The effect of the polypill in the morning or the evening (aspirin 75 mg, simvastatin 40 mg, lisinopril 10 mg, and hydrochlorothiazide 12.5 mg) on LDL-cholesterol and 24-h systolic ambulatory BP was compared to the administration of individual, identical dosed components of the polypill. “The Evening versus Morning Polypill Utilization Study” (TEMPUS) was a randomized cross-over trial in which 78 participants were included. When the polypill was administered in the evening, the reduction of LDL-cholesterol (mean difference:−0.1 mmol/L; 95 %-CI: −0.1 to 0.0) and mean 24-h systolic BP (mean difference: 1.0 mmHg; 95 %-CI:−0.8 to 2.8) was not different than when using the individual agents. However, compared to the individual agents, the mean LDL-cholesterol was 0.2 mmol/L (95 %-CI: 0.1 to 0.3) higher when using the polypill in the morning, while the mean 24-h systolic BP was similar (mean difference: 0.4 mmHg; 95 %-CI: −1.5 to 2.3). Importantly, therapy with a polypill was highly preferred over treatment with the individual, identical dosed agents of the polypill supporting the role for the polypill in the prevention of cardiovascular disease [24].
Efficacy and Safety
An FDC formulation corresponds closely to combinations that are already in widespread use. Remarkably, the generic drugs used as components of the polypill have been marketed for many years in the prevention of cardiovascular disease. It may very well be that many patients use the identical components as polypill administered at the same time, although not in one pill or capsule. However, substantially different from when using the polypill, each of the individual components was prescribed at the discretion of the treating physician for a specific indication and taking into account contraindications. The concept of the polypill includes promoting widespread use of cardiovascular risk-lowering treatments regardless of risk factor levels leaving limited potential for flexibility.
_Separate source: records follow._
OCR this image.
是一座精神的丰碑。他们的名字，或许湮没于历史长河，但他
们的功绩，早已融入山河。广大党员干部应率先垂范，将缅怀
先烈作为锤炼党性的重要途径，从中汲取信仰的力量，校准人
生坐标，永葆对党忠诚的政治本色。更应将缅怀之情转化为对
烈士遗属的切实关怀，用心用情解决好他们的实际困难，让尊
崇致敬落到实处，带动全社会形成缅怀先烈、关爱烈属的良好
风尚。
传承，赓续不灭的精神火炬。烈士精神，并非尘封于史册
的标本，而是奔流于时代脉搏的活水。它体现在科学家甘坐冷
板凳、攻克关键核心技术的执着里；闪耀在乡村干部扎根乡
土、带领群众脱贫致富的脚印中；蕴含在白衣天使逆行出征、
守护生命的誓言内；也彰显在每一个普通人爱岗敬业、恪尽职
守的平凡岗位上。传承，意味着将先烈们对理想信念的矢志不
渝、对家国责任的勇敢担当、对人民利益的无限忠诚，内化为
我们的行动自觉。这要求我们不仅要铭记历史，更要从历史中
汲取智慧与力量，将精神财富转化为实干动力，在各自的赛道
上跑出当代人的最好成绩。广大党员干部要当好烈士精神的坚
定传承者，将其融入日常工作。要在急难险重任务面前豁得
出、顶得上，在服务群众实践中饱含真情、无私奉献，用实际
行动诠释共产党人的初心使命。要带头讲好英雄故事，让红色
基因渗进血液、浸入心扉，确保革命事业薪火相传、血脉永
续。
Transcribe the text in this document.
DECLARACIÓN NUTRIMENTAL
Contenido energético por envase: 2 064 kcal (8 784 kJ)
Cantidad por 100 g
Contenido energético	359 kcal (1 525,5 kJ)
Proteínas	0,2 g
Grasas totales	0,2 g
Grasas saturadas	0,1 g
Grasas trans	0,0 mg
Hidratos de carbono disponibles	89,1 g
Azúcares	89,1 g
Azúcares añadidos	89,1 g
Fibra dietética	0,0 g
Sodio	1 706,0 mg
In a double-blind, randomized, placebo-controlled trial in Iran, 475 low-risk participants, aged 50–79 years, were randomized to a polypill (aspirin 81 mg, atorvastatin 20 mg, enalapril 2.5 mg, and hydrochlorothiazide 12.5 mg) or placebo for a period of 12 months. The trial showed that the polypill achieved modest reductions of LDL-cholesterol (mean difference: 0.46 mmol/L) and BP levels (mean difference systolic: 4.5 and diastolic: 1.6 mmHg) [25].
In the randomized, double-blind, placebo-controlled “Programme to Improve Life and Longevity” (PILLpilot) trial, 378 individuals at intermediate risk of cardiovascular disease were randomized to using a polypill (aspirin 75 mg, simvastatin 20 mg, lisinopril 10 mg, and hydrochlorothiazide 12.5 mg) or placebo during 12 weeks. Using the polypill resulted in a 0.9 mmol/L (95 %- CI: 0.8–1.0) lower mean LDL-cholesterol and 10 mmHg (95 %-CI: 8–12) lower mean systolic BP compared to using placebo [26]. The effect of the polypill on risk factor levels was modified by the baseline levels of these risk factors. Yet, the achieved cardiovascular relative risk reduction was only modestly modified by the baseline levels of these risk factors. Although mild adverse events such as cough and hypotension were reported more often in the polypill group, these were not related to baseline risk factor levels, suggesting that patients with mildly increased risk factor levels, but an overall raised cardiovascular risk, would also benefit from being treated with a polypill (unpublished data).